Question

What is `int_(-pi)^pi ((x^2+1)/(x^3cosx)) dx` ?

Answer 1

`int_(-pi)^pi ((x^2+1)/(x^3cosx)) dx = 0` or does it?

Actually, it does not converge. It is of indeterminate form `oo - oo`.

Explanation:

Note that:

• The integration range is symmetrical about `0`.

• The function `x^2+1` is even.

• The function `x^3` is odd.

• The function `cosx` is even.

Hence the function `(x^2+1)/(x^3cos x)` is odd.

So the positive and negative contributions to the integral will cancel out.

Hence:

`int_(-pi)^pi ((x^2+1)/(x^3 cos x)) dx = 0`

graph{(x^2+1)/(x^3cosx)(sqrt(pi^2-x^2)/sqrt(pi^2-x^2)) [-3.2, 3.2, -10, 10]}

`color(red)"EXCEPT"`

The integral does not converge

The problem is that neither of the integrals:

`int_(-pi)^0 (x^2+1)/(x^3cos x) dx" "` `" "int_0^pi (x^2+1)/(x^3cos x) dx`

converges.

As `x->0` the integrand behaves similarly to `1/x^3`, whose integral is `-1/(2x^2)`.

So if `a > 0` is small then:

`int_0^a (x^2+1)/(x^3 cos x) dx ~~ int_0^a 1/x^3 dx`

`color(white)(int_0^a (x^2+1)/(x^3 cos x) dx) = [-1/(2x^2)]_0^a`

`color(white)(int_0^a (x^2+1)/(x^3 cos x) dx) = -1/(2a^2)-(-1/(2(0^+)^2))`

`color(white)(int_0^a (x^2+1)/(x^3 cos x) dx) = +oo`

Hence the integral over the whole `[-pi, pi]` range is effectively `oo-oo`, i.e. indeterminate.

Answer 2

`int_(-pi)^pi (x^2+1)/(x^3cosx)dx = 0` in principal value.

Explanation:

The function:

`f(x) = (x^2+1)/(x^3cosx)`

does not have a primitive in terms of elementary functions. However you do not need to actually solve the integral.

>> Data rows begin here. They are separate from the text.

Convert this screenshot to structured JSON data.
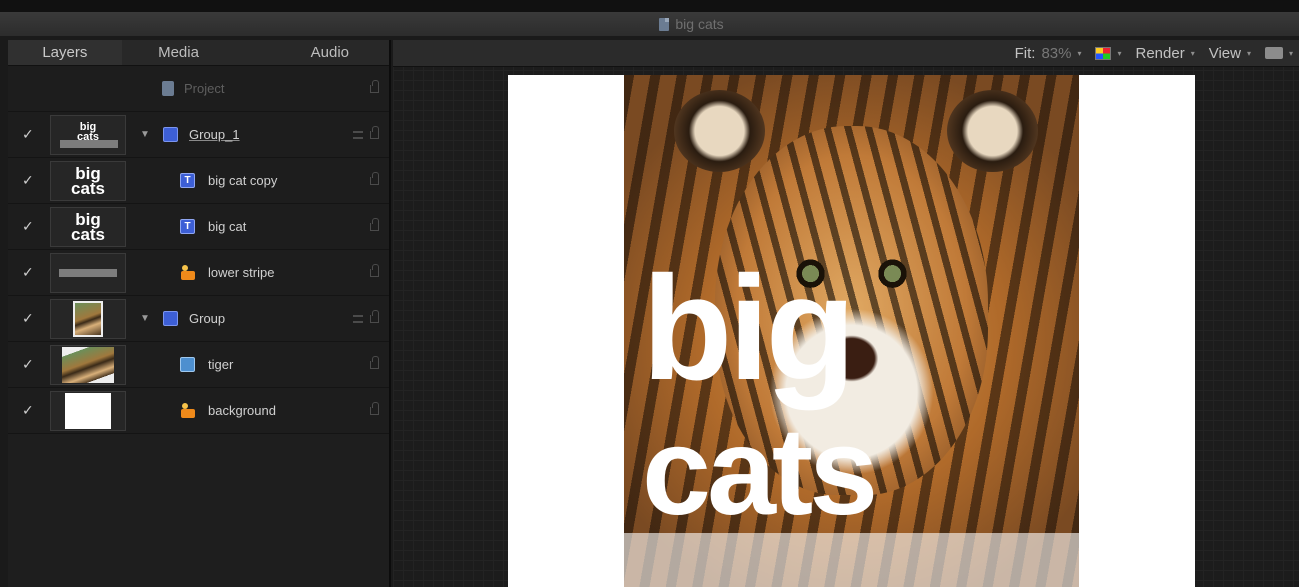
{
  "window": {
    "title": "big cats",
    "title_icon": "document-icon"
  },
  "left_panel": {
    "tabs": [
      {
        "label": "Layers",
        "active": true
      },
      {
        "label": "Media",
        "active": false
      },
      {
        "label": "Audio",
        "active": false
      }
    ],
    "project_label": "Project",
    "layers": [
      {
        "name": "Group_1",
        "checked": "✓",
        "type": "group",
        "thumb": "big cats"
      },
      {
        "name": "big cat copy",
        "checked": "✓",
        "type": "text",
        "thumb": "big cats"
      },
      {
        "name": "big cat",
        "checked": "✓",
        "type": "text",
        "thumb": "big cats"
      },
      {
        "name": "lower stripe",
        "checked": "✓",
        "type": "shape",
        "thumb": ""
      },
      {
        "name": "Group",
        "checked": "✓",
        "type": "group",
        "thumb": ""
      },
      {
        "name": "tiger",
        "checked": "✓",
        "type": "image",
        "thumb": ""
      },
      {
        "name": "background",
        "checked": "✓",
        "type": "shape",
        "thumb": ""
      }
    ],
    "thumb_text_line1": "big",
    "thumb_text_line2": "cats"
  },
  "toolbar": {
    "fit_label": "Fit:",
    "fit_value": "83%",
    "render_label": "Render",
    "view_label": "View",
    "caret": "▾"
  },
  "canvas": {
    "text_line1": "big",
    "text_line2": "cats",
    "background_color": "#ffffff",
    "text_color": "#ffffff"
  },
  "icons": {
    "check": "✓",
    "disclosure_open": "▼",
    "text_layer_glyph": "T"
  }
}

Just note that `f(x)` is an odd function, that is:

`f(-x) = ((-x)^2+1)/((-x)^3cos(-x)) = -(x^2+1)/(x^3cosx) = -f(x)`

In general, the definite integral of an odd function over an interval that is symmetric with respect to the origin must be null, since:

`int_(-a)^a f(x)dx = int_(-a)^0 f(x)dx + int_0^a f(x)dx`

Substitute in the first integral: `t= -x` so that for `x-> -a`, `t->a`

`int_(-a)^a f(x)dx = -int_(a)^0 f(-t)dt + int_0^a f(x)dx`

Inverting the limits of integration of the first integral changes its sign:

`int_(-a)^a f(x)dx = int_(0)^a f(-t)dt + int_0^a f(x)dx`

and as `f(-t) = -f(t)`:

`int_(-a)^a f(x)dx = -int_(0)^a f(t)dt + int_0^a f(x)dx = 0`

Now in this particular case the integral:

`int_0^pi (x^2+1)/(x^3cosx)` is not convergent, but you can evaluate:

`I(epsilon)= int_(-pi)^(-pi/2-epsilon) (x^2+1)/(x^3cosx) dx + int_(-pi/2+epsilon)^(epsilon) (x^2+1)/(x^3cosx) dx int_epsilon^(pi/2-epsilon) (x^2+1)/(x^3cosx)dx +int_(pi/2+epsilon)^pi (x^2+1)/(x^3cosx)dx`

and see that `I(epsilon)` is identically null, so that:

`lim_(epsilon->0) I(epsilon) = 0`

which means that the integral is null in the sense of Cauchy's principal value.